Eddie covered his eyes and began to count while I scampered off to find a place where I might not be too easily found. As I rounded the corner of Grandma’s house, Eddie was already up to number eight. He was counting so fast I barely had time to scramble behind the huge boxwoods growing along that side of the house.
I settled onto the cool, damp soil beneath the large shrubs and patiently waited to be found. I had some laffy taffy in my pocket which I dug out and unwrapped. Eddie still hadn’t found me by the time I finished all three pieces. I waited and waited.
After a very long time, I crawled from beneath the boxwoods to discover that Eddie was no where in sight. It was then I realized Eddie had never planned to look for me.
When I got to the flagstone patio I wiped the tears away the best I could so Grandma would not see me crying. I had considered Eddie a special friend. I realized Eddie was neither special, nor my friend.
I walked into Grandma’s heavenly scented kitchen and sat at the worn table.
“My goodness, Sammy, what’s the matter? You look like you’ve just lost your best friend!” Grandma exclaimed.
“I don’t have a friend,” I stammered. “Eddie asked me to play hide and seek with him and he told me to hide, but he never did look for me. I waited and waited, but he never even tried to find me.”
Grandma fixed us a sandwich and a piece of chocolate cake. After we finished our cake she said, “Sammy, I’d like to tell you it was just a game and to forget it, but some games can have a purpose. They can be a fun way to learn valuable lessons, lessons like being patient or learning to wait for something that matters.
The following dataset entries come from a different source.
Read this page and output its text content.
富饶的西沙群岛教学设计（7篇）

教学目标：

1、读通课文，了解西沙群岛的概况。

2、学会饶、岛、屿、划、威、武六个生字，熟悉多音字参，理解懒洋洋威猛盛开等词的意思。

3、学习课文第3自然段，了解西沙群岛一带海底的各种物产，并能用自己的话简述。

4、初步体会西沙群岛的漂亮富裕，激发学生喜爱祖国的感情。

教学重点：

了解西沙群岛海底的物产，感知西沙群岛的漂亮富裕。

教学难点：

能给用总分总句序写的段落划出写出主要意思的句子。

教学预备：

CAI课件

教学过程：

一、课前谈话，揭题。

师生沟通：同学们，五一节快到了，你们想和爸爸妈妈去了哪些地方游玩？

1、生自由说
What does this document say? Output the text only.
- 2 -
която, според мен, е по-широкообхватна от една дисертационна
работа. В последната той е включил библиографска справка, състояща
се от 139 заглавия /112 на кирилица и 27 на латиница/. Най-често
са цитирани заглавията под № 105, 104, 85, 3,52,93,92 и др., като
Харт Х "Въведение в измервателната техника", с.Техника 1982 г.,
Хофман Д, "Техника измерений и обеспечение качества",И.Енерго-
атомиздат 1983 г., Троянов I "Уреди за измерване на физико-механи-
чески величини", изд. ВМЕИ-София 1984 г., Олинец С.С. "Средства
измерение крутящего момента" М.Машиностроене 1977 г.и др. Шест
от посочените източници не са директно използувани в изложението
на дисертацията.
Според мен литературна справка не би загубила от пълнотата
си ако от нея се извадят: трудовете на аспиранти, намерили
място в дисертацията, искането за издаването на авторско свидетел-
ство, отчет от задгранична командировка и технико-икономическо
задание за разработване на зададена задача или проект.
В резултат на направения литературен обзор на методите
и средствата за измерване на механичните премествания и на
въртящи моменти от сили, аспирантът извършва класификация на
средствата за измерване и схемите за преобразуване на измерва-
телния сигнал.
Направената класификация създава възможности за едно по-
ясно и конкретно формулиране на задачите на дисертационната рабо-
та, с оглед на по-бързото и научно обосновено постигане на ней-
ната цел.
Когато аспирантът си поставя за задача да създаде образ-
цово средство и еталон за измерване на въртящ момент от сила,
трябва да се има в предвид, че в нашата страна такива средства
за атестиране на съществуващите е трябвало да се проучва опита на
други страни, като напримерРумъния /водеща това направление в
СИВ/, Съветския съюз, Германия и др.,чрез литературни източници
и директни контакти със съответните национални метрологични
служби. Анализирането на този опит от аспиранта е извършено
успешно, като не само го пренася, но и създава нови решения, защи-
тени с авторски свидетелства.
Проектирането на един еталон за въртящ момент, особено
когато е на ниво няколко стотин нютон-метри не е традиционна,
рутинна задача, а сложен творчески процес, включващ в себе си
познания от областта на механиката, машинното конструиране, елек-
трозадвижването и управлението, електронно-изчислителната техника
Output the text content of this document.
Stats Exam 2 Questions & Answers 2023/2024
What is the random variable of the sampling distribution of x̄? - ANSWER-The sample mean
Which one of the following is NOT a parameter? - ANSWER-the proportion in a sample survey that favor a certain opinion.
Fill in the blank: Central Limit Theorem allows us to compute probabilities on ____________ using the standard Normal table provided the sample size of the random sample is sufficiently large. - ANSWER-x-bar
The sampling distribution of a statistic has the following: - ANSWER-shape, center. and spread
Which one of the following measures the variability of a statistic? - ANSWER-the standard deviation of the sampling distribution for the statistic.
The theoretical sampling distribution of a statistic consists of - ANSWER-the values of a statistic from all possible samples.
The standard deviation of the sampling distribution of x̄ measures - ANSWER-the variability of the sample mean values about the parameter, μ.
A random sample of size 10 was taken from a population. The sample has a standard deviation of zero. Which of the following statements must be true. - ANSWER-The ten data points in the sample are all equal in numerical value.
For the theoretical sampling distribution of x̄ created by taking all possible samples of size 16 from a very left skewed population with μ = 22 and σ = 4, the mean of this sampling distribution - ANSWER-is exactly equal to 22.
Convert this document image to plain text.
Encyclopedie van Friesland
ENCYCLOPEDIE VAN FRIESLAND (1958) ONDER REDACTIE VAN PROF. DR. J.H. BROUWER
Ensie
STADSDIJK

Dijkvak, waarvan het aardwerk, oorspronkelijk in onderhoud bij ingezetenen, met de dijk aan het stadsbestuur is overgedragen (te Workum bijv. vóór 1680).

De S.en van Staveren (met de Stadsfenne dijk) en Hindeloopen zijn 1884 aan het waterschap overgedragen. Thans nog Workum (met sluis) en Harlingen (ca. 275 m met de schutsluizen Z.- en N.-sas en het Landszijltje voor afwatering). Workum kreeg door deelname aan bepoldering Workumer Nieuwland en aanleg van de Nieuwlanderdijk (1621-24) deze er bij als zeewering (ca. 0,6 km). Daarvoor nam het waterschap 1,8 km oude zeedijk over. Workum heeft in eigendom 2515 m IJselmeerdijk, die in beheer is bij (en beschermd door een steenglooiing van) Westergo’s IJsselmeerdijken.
I think you have learned about patience, Sammy. I’m not sure Eddie has yet learned about seeking. Not everything in life is obvious or easy—sometimes we have to search for the things that are valuable, like a true friend.”
We sat at her kitchen table for a long time, Grandma and I. I could hear the bees buzzing among the flowers and the scent of roses floating on the summer breeze was particularly strong that day.
Finally, Grandma reached across the table to touch my small hand with her thin, aging ones. She said, “You know, Sammy, I think you were in very good company today as you patiently waited to be found—Jesus, too, patiently waits for lots of folks to seek and to find Him.”